Ab diesem Zeitpunkt begann das zweite Leben der Bunker – ihr bürgerliches Dasein. Die Menschen verloren den Respekt vor den Bunkern. Auf dem Land verwendete man sie als Schweineställe, in den Städten bis vor kurzem noch als Kühlschränke. Seit die Albaner sich aber Kühlschränke leisten können, sind die Bunker zu öffentlichen Müllhalden geworden.

In der Hauptstadt verhält es sich dagegen ganz anders: Blokku, ein Stadtteil Tiranas, war zu Zeiten des Kommunismus abgesperrt und strengstens überwacht. Hier wohnte die Crème de la Crème: Enver Hoxha, seine Minister und seine Genossen. Jedes Gebäude hatte seine eigene unterirdische Zufluchtsstätte aus Beton.

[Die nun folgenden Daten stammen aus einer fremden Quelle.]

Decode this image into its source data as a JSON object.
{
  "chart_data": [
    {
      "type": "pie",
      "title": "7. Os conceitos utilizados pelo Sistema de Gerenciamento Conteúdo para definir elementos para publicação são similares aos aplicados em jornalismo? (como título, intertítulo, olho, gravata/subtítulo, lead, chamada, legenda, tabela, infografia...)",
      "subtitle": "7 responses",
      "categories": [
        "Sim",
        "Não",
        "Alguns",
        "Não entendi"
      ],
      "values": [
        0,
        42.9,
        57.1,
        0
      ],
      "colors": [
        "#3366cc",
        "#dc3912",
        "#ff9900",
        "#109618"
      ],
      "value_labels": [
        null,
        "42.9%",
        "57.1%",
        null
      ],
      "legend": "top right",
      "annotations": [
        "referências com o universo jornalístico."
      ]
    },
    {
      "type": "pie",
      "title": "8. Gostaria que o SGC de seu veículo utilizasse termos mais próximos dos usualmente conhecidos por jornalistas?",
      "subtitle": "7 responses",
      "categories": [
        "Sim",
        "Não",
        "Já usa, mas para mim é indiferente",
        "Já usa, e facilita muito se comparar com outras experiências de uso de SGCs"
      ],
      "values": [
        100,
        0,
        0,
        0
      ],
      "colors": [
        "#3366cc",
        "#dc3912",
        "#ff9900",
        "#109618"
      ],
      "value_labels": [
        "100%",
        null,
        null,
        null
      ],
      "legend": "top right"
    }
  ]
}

„Heutzutage ist Blokku der Stadtteil, in dem man abfeiert“, erzählt die Jura-Studentin Kamelja mit einem Lachen auf den Lippen. „In diesen ehemaligen Schutzräumen gibt es wirklich coole Bars und Discos.“

Im Stadtzentrum Tiranas steht ein ganz anderer Bunker: Eine große Pyramide, die Hoxhas Stieftochter Pranvera zu seinem Tode errichten ließ. Es sollte seine Grabstätte sein und für Schulklassen, Soldaten und Arbeiter zur Pilgerstätte werden. Heutzutage steht die Pyramide leer und graffitiverschmiert. Die mutigsten Skateboardfahrer vergnügen sich auf ihren äußerst steilen Wänden. „Auf dem Weg zur Arbeit komme ich hier vorbei“, erzählt Gjergi Ndrecën, der unter Hoxha wegen „feindlicher Propaganda“ sieben Jahre im Gefängnis saß.

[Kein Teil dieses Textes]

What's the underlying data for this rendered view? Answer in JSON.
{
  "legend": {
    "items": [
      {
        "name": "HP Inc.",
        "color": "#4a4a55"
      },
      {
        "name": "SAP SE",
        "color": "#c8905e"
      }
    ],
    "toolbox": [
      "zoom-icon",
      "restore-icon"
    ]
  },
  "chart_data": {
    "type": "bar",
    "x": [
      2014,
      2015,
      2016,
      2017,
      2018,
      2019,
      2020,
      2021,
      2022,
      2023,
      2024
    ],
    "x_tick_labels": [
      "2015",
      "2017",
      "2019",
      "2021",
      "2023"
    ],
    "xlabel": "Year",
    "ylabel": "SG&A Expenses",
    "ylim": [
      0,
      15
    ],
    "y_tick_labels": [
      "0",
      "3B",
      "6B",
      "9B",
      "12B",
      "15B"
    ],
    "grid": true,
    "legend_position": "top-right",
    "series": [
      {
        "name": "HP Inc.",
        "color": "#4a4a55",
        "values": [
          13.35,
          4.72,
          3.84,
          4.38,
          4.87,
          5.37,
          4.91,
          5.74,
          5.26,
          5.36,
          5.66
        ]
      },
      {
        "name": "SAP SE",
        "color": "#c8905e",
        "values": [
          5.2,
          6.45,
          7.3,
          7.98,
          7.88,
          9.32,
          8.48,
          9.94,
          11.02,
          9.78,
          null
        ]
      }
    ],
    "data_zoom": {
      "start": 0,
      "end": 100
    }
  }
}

„Was sollten wir mit dieser Pyramide machen?“ – „Das Gleiche wie mit den Bunkern! Dünger und Reifen hineinlegen und das ganze anzünden. Die Zerstörung der Bunker ist der erste Schritt auf unserem geistigen Weg aus dem Kommunismus. So lange wir in einem von den Kommunisten erschaffenen Raum leben, wird uns auch das Schreckgespenst Hoxha beherrschen.“ (jh)

Dieser Artikel wurde für das EU-kofinanzierte Projekt Next in Line geschrieben.